IBM Tealeaf Predictive Analytics - Summer 2015

I spent summer 2015 as a product design intern at IBM working on IBM Tealeaf CX Mobile. Tealeaf is SaaS and OnPrem based customer analytics software used by Fortune 500 companies including: Target, Dell, Air France, and Wells Fargo. The software takes in raw user data from the mobile apps and websites compiles the data into reports based on events set up by Tealeaf users. Tealeaf is used differently by every company that owns it. Popular use cases include, bug detection, customer segment analysis, fraud detection, and A/B testing. 

The Project

I was tasked with creating a feature for Tealeaf that uses historical data to make predictions about customer behavior. I was responsible for user research, ideation, conceptualization, wireframing, user testing, and high fidelity mock ups of the feature. 

My feature aimed at solving several problems by using predictive analytics:

1. Tealeaf is complicated and requires a steep learning curve

2. Tealeaf shows a lot of data, it is hard for a customer to find just the information they want

User Research: Austin Event

User research for my project was done through a customer discovery event that I planned and organized. Customers from PNC Bank, Dell, Dollar Bank, and Rooms To Go flew to Austin, Texas to take part in the 2 day event which included design exercises and brainstorming sessions. 

Personas

The personas, Kristy and Tom, belonged to the IBM Customer Analytics persona collection. The users at the Austin event embodied the responsibilities, challenges, goals and pain points of our personas. 

Austin Results

A Tealeaf user's work flow was a in drill up, drill down pattern. Inconsistencies were identified in charts on the dashboard. The user drilled into the charts, segmented the sessions by different breakout criteria, and then replayed sessions until a abnormality, or "customer struggle", was noticed. The user then drilled back out and checked if any other sessions experienced the same customer struggle. 

The process was overall a very labor intensive and time consuming guess and check method. Users wanted an easier way to gain valuable insights. 

Sketches

Using PostIt Notes to explore possible user paths through the software to accomplish different goals.

Using PostIt Notes to explore possible user paths through the software to accomplish different goals.

Brainstorming different data visualizations.

Brainstorming different data visualizations.

An early concept for a "struggle dashboard". Predictive analytics would be used to recognize customer patterns of struggle and aggregate them to a dashboard. 

An early concept for a "struggle dashboard". Predictive analytics would be used to recognize customer patterns of struggle and aggregate them to a dashboard. 

Playing with the idea of aggregated user "paths" through the interface. Using historical data, search algorithms would discover customers that experienced similar struggle situations and display them as paths allowing the Tealeaf user to see what went wrong and where. 

Playing with the idea of aggregated user "paths" through the interface. Using historical data, search algorithms would discover customers that experienced similar struggle situations and display them as paths allowing the Tealeaf user to see what went wrong and where. 

More fleshed out version of aggregated user path idea. A score was added to determine the level of struggle. 

More fleshed out version of aggregated user path idea. A score was added to determine the level of struggle. 

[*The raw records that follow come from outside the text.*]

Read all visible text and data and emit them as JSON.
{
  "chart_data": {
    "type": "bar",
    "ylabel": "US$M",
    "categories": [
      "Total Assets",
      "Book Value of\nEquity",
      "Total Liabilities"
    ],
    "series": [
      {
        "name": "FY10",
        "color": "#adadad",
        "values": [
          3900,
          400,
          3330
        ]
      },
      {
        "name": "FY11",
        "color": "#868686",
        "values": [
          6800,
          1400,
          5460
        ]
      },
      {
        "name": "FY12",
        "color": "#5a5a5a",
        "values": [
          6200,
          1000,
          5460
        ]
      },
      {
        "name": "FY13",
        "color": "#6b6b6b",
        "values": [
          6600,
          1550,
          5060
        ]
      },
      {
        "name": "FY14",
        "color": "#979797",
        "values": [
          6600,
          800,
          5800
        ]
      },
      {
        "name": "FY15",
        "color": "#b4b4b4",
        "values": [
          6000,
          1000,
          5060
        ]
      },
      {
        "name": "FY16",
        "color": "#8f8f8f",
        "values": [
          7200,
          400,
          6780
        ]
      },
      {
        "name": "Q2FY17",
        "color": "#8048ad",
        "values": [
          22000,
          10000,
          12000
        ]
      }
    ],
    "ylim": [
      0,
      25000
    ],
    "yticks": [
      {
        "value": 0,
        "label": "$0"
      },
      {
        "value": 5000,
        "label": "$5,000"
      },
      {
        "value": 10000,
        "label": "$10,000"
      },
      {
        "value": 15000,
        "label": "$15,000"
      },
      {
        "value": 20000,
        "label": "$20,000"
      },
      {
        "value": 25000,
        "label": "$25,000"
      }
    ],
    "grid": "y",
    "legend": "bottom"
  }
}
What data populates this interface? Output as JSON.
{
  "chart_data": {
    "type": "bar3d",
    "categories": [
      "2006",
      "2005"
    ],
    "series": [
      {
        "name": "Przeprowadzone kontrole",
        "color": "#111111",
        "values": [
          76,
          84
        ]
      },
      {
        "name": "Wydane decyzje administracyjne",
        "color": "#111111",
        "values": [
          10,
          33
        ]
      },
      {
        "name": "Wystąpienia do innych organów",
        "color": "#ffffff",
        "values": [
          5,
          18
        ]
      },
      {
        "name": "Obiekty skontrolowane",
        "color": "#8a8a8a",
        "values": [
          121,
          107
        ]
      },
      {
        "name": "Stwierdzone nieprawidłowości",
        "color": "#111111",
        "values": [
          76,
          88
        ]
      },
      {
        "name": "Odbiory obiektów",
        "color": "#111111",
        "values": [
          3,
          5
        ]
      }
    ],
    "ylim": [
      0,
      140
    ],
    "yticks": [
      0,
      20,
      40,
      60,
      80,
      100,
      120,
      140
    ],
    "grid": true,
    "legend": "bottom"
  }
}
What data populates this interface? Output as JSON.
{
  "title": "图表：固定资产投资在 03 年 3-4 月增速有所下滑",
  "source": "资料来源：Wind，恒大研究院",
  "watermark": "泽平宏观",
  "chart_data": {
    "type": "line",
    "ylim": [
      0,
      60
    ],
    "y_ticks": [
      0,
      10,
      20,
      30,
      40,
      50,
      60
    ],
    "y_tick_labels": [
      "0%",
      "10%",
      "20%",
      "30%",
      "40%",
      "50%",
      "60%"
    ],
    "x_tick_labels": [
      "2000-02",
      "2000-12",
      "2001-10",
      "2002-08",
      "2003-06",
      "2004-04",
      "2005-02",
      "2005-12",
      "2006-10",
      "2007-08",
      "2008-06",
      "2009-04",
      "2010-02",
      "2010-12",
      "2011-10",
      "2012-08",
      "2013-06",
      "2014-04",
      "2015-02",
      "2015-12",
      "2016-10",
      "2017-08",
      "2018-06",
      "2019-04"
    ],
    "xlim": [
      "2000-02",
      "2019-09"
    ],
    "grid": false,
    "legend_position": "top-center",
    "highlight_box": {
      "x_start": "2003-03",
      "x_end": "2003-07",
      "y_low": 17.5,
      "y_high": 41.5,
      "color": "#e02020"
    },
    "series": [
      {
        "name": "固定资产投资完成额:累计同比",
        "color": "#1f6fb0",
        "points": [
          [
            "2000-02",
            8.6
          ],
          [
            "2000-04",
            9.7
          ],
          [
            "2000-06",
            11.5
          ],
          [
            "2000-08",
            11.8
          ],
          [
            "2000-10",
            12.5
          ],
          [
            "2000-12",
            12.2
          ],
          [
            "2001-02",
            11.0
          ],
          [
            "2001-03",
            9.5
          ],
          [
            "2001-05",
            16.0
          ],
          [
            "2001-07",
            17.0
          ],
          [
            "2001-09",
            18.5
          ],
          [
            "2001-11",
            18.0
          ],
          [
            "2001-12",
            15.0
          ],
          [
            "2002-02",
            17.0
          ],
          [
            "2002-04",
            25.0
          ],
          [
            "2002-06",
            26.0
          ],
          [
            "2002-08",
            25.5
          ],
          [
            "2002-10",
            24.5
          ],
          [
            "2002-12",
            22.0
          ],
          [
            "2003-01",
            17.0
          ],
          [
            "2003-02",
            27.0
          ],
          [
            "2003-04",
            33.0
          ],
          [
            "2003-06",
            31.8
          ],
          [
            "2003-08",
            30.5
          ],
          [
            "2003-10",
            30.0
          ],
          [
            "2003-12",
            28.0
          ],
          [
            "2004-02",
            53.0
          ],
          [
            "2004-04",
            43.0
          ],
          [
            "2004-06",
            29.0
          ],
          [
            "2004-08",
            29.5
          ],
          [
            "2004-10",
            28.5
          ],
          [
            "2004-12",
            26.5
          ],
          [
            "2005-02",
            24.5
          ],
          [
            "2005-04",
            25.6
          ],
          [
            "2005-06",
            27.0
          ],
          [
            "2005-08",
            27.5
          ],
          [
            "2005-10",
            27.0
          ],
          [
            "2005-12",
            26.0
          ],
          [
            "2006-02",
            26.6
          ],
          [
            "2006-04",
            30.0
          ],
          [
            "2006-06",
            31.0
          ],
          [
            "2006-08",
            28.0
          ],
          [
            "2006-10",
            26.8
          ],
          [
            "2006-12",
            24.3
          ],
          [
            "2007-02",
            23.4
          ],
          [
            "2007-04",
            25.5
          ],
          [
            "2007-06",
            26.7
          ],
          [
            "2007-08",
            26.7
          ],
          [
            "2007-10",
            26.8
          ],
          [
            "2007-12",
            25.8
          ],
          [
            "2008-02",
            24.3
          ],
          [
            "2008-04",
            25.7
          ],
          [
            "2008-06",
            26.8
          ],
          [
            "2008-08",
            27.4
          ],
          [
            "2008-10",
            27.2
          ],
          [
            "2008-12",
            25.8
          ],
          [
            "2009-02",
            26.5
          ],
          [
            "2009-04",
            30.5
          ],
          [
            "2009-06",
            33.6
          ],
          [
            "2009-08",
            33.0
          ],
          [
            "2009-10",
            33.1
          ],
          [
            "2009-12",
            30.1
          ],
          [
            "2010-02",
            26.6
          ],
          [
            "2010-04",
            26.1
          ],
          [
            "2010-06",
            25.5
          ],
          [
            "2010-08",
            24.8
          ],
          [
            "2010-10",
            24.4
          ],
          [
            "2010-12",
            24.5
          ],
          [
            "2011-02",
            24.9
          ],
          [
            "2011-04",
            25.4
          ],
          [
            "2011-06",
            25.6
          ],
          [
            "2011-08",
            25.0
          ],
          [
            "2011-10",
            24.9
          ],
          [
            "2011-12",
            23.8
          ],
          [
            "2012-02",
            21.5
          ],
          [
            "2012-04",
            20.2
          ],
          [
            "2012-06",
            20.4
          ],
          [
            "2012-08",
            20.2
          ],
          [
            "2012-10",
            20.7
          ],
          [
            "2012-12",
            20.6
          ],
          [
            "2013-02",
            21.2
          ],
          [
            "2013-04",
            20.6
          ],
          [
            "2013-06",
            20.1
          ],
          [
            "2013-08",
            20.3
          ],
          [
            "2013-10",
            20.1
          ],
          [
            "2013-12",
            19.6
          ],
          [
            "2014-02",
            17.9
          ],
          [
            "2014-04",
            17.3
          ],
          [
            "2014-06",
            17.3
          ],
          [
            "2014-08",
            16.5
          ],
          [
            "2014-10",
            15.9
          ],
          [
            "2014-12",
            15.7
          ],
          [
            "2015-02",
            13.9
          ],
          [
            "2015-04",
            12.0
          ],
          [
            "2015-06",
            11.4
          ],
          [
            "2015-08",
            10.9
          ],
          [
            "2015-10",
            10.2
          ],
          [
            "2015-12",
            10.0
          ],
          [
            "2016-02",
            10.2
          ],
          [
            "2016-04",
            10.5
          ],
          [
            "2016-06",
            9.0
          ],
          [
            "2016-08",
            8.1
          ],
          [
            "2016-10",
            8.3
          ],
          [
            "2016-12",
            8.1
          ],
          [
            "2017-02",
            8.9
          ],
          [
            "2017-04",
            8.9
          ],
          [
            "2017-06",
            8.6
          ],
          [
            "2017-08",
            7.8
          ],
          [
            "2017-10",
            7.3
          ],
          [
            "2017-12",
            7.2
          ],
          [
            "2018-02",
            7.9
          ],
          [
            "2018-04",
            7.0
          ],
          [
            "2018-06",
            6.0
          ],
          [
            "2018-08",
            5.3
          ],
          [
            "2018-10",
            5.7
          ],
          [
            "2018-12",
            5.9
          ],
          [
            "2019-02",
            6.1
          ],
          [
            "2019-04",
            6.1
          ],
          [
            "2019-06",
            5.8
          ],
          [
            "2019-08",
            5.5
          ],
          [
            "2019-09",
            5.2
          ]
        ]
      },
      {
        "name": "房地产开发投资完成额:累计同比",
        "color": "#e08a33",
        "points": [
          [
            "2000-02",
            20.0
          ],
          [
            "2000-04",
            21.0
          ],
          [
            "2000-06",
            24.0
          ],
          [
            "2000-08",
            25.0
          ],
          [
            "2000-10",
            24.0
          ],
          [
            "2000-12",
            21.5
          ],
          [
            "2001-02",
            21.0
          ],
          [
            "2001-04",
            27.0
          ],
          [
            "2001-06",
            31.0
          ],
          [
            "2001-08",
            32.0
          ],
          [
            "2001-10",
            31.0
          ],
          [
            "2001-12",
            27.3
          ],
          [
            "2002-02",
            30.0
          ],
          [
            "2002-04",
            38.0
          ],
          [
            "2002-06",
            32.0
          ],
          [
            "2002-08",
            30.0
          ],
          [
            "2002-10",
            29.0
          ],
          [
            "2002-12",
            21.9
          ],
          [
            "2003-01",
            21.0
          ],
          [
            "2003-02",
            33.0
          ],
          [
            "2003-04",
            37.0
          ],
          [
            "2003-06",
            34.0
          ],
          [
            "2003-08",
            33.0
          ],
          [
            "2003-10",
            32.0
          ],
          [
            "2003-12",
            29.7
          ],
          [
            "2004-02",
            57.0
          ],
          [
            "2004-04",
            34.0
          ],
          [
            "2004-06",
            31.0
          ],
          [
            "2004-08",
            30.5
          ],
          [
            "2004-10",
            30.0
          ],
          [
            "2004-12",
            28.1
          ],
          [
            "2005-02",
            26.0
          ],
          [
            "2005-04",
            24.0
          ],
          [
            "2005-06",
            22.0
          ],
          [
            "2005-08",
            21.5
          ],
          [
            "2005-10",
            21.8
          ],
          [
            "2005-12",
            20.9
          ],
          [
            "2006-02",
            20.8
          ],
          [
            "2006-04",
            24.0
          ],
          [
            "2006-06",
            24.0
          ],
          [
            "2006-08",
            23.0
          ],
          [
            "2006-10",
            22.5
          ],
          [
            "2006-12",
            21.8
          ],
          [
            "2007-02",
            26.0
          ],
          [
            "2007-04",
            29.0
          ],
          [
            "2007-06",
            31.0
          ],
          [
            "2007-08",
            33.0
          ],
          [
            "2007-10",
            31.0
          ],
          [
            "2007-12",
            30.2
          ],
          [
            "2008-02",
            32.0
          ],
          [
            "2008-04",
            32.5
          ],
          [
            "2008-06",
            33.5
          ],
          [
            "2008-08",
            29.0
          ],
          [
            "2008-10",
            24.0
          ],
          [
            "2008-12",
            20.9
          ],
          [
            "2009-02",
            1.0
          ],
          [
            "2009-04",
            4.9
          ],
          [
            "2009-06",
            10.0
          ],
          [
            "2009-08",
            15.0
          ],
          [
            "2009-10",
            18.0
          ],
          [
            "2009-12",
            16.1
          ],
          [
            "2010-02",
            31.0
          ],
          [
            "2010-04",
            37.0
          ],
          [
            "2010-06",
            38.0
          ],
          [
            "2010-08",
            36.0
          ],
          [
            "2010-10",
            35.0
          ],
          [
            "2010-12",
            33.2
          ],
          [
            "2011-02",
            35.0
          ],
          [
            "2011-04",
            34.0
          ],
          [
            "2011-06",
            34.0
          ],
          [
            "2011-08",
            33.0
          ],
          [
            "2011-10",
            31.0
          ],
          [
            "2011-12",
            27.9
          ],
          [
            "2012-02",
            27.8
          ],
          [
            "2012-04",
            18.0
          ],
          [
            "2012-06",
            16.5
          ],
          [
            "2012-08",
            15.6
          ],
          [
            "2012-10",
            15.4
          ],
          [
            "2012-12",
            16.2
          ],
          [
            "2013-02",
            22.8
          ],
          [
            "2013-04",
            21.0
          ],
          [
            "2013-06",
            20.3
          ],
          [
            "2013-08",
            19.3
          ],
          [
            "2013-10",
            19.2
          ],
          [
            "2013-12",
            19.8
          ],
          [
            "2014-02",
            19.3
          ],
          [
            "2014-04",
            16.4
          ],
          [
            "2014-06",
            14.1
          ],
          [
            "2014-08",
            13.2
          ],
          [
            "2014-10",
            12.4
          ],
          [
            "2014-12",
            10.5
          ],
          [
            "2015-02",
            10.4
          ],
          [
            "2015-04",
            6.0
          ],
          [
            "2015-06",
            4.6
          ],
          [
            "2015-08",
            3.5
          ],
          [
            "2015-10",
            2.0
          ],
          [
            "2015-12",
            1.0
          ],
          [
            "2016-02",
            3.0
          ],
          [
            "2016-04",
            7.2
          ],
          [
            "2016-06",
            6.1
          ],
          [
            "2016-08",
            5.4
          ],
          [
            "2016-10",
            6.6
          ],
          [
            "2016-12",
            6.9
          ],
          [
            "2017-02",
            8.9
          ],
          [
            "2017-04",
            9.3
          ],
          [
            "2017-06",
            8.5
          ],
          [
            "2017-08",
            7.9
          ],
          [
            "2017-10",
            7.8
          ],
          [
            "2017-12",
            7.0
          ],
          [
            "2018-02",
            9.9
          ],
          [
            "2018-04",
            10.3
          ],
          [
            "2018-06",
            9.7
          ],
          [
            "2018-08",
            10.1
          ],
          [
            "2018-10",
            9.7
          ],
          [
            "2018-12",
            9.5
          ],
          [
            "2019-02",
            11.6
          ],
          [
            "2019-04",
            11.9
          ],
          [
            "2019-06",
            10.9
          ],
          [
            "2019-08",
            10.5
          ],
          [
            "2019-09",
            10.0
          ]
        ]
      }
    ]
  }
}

Storyboard for what eventually became the final concept.   

Storyboard for what eventually became the final concept. 

 

Wireframes

Concept 1: Alerting Flow

How this solved the problem:

Instead of digging for customer struggle patterns, the Tealeaf user would be notified of aggregated struggles. The struggles are linked to a customer defined KPI. The algorithm would scan customer sessions and aggregate abnormalities, learning in the process. 

Concept 2: Event Manager Flow

How this solved the problem:

Similar to the alerting flow, the Tealeaf user would define a KPI. The algorithm would then aggregate customer patterns into cohorts and rank them based on number of customers affected and struggle. Insights were easily accessible and actionable. 

Concept 3: Comparative Replay

How this solved the problem:

Instead of replaying a single session then drilling back out to see if there were similar sessions, the Tealeaf user could compare the session to the rest directly in replay. Here the user can see if the struggle session is having a significant impact to their business and gain a better understanding of how users user their website or mobile app. 

Final High Fidelity Mocks

How this solved the problem:

After talking to many customers and consulting the needs of the data science team, I connected the algorithm's need for context and a user's ability to add that context. If a user would label patterns as success or failure, the algorithm could learn more efficiently. Once the user labeled a customer pattern, the algorithm could identify similar patterns as successes and failures. 

Instead of introducing an entirely new dashboard or mode to the software, I integrated struggle detection into session search. Session search was clean and easy for novice customer to understand. By aggregating sessions through search, the drill up, drill down, guess and check pattern was removed. Insights became easily accessible and directly actionable.